Autour d’un petit déjeuner, les participant·es, artistes, habitant·es et partenaires peuvent revenir sur ce qui a été traversé, partager des impressions, faire circuler des paroles, déplacer les questions.
Sous l’impulsion d’En Chantier et des artistes invité·es, ce moment peut devenir un atelier de création sociale : un espace où un sujet politique, artistique ou territorial vient rencontrer les expériences vécues, les associations du quartier et les réalités de la Belle de Mai.
On y prolonge le Labo par la parole, l’écoute et le commun.

Paroles de participant·es

« J’ai découvert le Laboratoire des désirs fin 2022 et j’y ai véritablement retrouvé l’esprit Friche originel que j’ai bien connu à une période où la Friche était encore une sorte d’ovni. Cet espace et son animation, son ouverture et sa convivialité, m’ont semblé être un bel outil de liaison supplémentaire vers l’art et la culture, à l’attention des « non initiés ». La diversité d’horizon des personnes que j’ai rencontrées là-bas montre le potentiel de l’initiative pour rassembler et créer du lien. »

SERGE PIZZO – PRÉSIDENT DU CIQ BELLE DE MAI

« Habituée à m’impliquer sur des ateliers artistiques à La Belle de Mai, j’ai participé à de nombreux trainings du Laboratoire des désirs. Je trouve que cette proposition est très différente de l’animation classique, car on prend vraiment le temps et on va plus en profondeur dans l’expérimentation partagée avec une qualité d’échange et d’écoute particulière. Ça permet de faire grandir le plaisir de la pratique artistique. »
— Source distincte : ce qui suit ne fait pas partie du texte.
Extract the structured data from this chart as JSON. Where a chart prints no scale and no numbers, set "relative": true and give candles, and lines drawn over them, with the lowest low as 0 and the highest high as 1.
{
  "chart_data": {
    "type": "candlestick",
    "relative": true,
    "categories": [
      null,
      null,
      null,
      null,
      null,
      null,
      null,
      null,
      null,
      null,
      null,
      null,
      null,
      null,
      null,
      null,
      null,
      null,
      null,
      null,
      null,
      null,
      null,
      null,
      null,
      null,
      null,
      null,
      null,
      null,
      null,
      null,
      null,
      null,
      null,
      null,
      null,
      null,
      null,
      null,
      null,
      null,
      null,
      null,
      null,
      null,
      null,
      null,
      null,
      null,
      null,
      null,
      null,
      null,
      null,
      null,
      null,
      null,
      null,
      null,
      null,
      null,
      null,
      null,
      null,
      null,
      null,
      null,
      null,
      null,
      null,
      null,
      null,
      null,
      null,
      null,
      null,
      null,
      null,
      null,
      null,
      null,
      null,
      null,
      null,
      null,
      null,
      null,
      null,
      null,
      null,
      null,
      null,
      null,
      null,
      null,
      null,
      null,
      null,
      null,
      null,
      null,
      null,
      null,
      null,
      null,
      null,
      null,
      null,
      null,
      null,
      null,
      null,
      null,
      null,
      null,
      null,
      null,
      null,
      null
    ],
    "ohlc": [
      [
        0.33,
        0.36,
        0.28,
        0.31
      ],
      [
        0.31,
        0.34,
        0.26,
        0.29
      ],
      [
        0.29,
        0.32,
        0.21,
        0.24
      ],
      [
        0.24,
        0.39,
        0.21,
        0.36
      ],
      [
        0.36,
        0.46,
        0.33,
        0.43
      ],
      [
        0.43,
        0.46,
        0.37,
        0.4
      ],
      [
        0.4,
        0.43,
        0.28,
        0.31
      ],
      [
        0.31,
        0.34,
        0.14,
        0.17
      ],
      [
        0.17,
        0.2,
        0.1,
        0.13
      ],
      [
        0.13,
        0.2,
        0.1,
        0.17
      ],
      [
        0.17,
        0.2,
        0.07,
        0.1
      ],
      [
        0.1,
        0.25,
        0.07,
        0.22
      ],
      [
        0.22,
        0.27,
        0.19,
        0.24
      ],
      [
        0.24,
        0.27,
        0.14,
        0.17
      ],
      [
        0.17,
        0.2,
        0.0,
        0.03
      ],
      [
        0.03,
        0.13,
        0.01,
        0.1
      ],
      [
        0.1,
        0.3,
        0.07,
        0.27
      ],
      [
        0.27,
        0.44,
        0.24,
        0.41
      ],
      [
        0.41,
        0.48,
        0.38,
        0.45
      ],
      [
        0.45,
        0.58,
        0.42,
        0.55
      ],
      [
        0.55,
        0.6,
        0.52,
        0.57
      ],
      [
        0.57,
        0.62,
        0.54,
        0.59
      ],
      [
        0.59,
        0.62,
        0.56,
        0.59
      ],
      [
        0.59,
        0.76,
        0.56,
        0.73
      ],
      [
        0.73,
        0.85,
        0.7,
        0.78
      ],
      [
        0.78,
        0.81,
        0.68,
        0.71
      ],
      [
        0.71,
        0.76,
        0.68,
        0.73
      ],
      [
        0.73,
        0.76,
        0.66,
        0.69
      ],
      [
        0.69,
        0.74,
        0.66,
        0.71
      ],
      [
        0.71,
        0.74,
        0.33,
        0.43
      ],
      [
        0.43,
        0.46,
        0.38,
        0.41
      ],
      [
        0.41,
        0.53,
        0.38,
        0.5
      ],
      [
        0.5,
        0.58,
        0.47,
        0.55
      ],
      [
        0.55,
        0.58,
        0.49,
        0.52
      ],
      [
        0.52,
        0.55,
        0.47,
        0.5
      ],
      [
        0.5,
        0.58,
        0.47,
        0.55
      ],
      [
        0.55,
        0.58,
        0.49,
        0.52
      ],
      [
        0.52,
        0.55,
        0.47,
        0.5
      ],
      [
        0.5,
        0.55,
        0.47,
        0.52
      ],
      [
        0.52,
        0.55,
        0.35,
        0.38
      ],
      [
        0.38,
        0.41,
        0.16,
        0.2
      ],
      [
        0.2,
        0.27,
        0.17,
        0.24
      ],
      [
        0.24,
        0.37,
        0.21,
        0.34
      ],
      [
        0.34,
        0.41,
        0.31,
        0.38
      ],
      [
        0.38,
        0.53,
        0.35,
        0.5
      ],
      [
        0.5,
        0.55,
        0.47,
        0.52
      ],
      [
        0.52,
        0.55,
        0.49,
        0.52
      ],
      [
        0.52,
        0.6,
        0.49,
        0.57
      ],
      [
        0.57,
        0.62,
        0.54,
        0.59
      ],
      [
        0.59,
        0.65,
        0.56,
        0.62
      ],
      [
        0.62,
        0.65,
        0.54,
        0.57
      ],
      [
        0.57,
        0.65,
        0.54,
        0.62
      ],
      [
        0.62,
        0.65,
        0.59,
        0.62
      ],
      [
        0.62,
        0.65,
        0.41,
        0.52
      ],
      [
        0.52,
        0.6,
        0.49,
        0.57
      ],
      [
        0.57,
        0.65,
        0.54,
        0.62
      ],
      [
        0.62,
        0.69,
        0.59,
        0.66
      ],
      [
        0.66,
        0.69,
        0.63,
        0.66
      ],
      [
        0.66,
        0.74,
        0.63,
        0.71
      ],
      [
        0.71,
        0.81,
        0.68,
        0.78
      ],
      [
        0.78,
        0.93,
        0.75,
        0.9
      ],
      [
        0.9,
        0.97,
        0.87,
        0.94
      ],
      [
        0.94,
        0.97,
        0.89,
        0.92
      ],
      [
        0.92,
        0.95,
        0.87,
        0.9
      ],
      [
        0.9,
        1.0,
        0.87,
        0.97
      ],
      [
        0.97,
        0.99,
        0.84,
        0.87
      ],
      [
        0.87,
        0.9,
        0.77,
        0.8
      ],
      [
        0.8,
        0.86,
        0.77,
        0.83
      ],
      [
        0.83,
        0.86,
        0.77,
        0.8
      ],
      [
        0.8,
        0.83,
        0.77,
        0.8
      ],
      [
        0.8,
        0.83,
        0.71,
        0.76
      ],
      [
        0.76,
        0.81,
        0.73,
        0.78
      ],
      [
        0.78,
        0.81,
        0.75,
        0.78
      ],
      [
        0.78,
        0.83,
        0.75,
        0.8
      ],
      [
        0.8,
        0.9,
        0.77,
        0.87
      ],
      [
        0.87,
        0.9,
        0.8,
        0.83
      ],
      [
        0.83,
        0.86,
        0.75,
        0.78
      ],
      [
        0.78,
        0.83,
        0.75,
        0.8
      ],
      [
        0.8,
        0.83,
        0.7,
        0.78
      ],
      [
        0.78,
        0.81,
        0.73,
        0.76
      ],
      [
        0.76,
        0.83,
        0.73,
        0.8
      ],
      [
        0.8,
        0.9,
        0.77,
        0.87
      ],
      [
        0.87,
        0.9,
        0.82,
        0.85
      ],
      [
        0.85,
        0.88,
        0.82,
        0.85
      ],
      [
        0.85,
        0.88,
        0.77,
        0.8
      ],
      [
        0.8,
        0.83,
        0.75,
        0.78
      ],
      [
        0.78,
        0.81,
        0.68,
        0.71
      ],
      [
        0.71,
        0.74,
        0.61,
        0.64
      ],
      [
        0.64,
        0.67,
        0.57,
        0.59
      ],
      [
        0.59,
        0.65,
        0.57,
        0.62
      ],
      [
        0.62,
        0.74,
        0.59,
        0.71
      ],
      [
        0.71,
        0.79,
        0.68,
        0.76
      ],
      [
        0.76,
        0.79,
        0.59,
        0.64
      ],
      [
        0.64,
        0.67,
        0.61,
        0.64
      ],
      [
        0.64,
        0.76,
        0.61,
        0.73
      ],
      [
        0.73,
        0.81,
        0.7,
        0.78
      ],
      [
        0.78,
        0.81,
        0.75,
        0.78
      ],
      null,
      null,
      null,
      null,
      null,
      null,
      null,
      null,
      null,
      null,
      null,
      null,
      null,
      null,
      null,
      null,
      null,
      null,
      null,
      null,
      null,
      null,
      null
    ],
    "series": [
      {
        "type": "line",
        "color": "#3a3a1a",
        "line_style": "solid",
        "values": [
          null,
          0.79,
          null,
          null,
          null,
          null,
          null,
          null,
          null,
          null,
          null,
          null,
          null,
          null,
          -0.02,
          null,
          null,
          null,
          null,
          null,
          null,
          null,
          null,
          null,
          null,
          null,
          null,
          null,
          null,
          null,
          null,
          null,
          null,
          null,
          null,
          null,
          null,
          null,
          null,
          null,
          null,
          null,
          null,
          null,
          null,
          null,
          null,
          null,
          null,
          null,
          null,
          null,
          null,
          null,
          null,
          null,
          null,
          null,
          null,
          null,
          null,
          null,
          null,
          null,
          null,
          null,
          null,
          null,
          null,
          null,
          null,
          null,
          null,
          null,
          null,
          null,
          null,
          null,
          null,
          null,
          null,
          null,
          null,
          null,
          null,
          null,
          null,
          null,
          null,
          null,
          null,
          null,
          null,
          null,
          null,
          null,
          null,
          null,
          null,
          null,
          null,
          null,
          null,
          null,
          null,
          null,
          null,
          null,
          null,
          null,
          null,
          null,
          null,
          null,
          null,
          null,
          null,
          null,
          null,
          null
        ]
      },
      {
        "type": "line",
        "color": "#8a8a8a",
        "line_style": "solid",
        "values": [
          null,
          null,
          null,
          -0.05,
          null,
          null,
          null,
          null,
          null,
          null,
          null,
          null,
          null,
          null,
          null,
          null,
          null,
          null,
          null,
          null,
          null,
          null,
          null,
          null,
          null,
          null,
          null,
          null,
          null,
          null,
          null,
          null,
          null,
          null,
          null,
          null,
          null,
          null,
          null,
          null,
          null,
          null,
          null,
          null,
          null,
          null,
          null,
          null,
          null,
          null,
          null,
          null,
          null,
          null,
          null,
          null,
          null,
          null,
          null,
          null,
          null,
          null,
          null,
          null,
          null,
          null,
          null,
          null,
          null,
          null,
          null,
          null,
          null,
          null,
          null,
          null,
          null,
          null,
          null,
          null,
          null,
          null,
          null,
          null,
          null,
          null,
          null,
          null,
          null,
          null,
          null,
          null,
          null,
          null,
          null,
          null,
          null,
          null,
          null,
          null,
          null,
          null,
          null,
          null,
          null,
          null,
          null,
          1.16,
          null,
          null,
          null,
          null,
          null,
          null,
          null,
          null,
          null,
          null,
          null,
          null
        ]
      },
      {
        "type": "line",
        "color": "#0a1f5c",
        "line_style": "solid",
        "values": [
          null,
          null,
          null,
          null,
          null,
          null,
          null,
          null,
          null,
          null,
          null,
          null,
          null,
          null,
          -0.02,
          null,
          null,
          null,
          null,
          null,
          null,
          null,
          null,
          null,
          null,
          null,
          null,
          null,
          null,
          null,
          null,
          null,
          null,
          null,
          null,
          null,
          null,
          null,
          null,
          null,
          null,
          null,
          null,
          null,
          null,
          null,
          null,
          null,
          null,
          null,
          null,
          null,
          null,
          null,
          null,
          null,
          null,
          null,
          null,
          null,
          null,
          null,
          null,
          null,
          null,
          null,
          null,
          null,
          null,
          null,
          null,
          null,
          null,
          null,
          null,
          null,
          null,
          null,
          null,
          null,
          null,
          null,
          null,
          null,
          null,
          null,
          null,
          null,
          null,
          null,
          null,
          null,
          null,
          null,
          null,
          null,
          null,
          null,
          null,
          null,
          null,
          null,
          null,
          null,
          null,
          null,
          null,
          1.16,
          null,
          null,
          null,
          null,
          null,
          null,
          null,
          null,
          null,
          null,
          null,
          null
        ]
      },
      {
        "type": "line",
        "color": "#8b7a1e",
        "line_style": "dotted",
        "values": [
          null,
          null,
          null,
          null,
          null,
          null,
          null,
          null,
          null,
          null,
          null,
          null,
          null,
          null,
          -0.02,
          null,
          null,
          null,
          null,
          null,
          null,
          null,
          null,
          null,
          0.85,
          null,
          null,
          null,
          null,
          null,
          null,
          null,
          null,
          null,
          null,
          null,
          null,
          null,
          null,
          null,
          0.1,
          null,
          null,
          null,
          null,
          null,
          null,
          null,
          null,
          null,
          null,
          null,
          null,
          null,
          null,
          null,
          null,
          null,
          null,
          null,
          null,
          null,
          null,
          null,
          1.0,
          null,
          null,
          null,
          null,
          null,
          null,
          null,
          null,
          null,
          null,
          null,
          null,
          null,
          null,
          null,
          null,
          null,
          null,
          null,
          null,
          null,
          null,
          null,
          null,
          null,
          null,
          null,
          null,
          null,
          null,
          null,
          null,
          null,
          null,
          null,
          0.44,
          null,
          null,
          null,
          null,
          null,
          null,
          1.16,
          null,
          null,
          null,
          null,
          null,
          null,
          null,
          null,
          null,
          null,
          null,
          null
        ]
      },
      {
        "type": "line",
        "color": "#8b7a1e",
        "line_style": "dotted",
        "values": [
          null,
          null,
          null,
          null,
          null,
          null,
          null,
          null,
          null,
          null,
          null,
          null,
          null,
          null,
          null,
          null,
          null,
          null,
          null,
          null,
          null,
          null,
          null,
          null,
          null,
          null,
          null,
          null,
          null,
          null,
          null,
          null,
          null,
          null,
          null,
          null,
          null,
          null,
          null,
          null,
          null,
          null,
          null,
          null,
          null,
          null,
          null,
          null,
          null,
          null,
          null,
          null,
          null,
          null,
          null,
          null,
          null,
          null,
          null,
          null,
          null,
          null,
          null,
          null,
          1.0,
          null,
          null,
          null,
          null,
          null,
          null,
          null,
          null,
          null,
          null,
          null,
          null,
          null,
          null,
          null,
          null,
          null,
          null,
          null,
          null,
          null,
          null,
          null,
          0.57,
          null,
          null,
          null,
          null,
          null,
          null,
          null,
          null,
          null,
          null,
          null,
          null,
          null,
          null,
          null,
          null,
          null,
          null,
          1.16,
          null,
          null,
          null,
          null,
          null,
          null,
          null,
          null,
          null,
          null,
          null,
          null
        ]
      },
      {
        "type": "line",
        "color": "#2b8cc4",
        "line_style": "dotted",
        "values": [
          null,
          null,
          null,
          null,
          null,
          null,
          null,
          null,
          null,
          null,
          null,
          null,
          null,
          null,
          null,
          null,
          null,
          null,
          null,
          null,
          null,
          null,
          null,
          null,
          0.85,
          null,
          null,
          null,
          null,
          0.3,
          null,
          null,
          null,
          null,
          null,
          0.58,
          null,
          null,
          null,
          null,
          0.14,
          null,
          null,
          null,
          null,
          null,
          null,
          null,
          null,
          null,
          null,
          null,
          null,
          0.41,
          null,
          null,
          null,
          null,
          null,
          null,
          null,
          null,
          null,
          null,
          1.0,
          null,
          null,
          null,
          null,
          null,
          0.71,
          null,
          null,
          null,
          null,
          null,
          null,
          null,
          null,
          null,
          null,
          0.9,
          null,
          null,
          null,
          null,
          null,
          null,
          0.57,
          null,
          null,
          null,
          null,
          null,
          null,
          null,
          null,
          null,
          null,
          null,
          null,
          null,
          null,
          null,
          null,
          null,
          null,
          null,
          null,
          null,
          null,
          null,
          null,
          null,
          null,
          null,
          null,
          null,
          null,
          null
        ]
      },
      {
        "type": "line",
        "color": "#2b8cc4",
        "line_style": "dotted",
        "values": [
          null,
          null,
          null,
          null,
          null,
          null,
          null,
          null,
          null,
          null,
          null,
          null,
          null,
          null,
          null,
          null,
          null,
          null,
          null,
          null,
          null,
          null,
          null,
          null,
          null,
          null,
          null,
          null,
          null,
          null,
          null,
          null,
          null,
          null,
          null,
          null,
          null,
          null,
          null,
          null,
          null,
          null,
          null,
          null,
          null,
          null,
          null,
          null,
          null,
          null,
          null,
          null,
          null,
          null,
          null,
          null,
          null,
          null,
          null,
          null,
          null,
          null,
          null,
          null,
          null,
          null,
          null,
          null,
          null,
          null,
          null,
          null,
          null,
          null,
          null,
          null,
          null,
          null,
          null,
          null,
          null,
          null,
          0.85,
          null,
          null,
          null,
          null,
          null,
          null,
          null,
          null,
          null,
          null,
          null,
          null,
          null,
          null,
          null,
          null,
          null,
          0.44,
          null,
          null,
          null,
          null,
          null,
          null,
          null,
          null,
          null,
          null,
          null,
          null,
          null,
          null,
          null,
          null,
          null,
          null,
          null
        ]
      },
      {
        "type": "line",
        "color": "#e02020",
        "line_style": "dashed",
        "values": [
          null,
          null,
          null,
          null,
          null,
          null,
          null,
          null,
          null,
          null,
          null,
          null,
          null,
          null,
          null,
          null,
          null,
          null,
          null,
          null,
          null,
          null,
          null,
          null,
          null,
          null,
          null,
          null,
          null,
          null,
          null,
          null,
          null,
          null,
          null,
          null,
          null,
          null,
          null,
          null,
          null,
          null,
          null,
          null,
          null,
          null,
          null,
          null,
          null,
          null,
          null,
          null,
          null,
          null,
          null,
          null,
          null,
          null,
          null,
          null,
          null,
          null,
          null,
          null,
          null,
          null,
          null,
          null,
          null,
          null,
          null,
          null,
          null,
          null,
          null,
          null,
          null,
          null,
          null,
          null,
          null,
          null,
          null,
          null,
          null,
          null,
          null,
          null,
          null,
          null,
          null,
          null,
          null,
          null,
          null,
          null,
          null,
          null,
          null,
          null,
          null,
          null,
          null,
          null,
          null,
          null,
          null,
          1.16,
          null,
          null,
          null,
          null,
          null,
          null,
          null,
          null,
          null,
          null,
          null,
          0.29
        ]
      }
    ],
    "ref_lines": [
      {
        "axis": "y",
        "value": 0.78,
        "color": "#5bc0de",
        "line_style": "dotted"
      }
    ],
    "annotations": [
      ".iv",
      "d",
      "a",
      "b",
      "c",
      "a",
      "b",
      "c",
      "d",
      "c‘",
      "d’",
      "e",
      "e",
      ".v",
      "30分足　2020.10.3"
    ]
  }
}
AZIZA – HABITANTE DE LA BELLE MAI ET ACTRICE ASSOCIATIVE (ALGÉRIE – FRANCE)
Venir au Labo

Les ateliers sont gratuits, sur inscription.

Ils sont ouverts aux habitant·es du quartier, aux frichistes, aux amateur·ices, aux curieux·ses, aux professionnel·les, aux personnes déjà engagées dans une pratique artistique comme à celles qui viennent simplement tenter l’expérience.

Aucune pratique préalable n’est nécessaire.

On peut venir pour une matinée, une après-midi, une journée ou toute la semaine.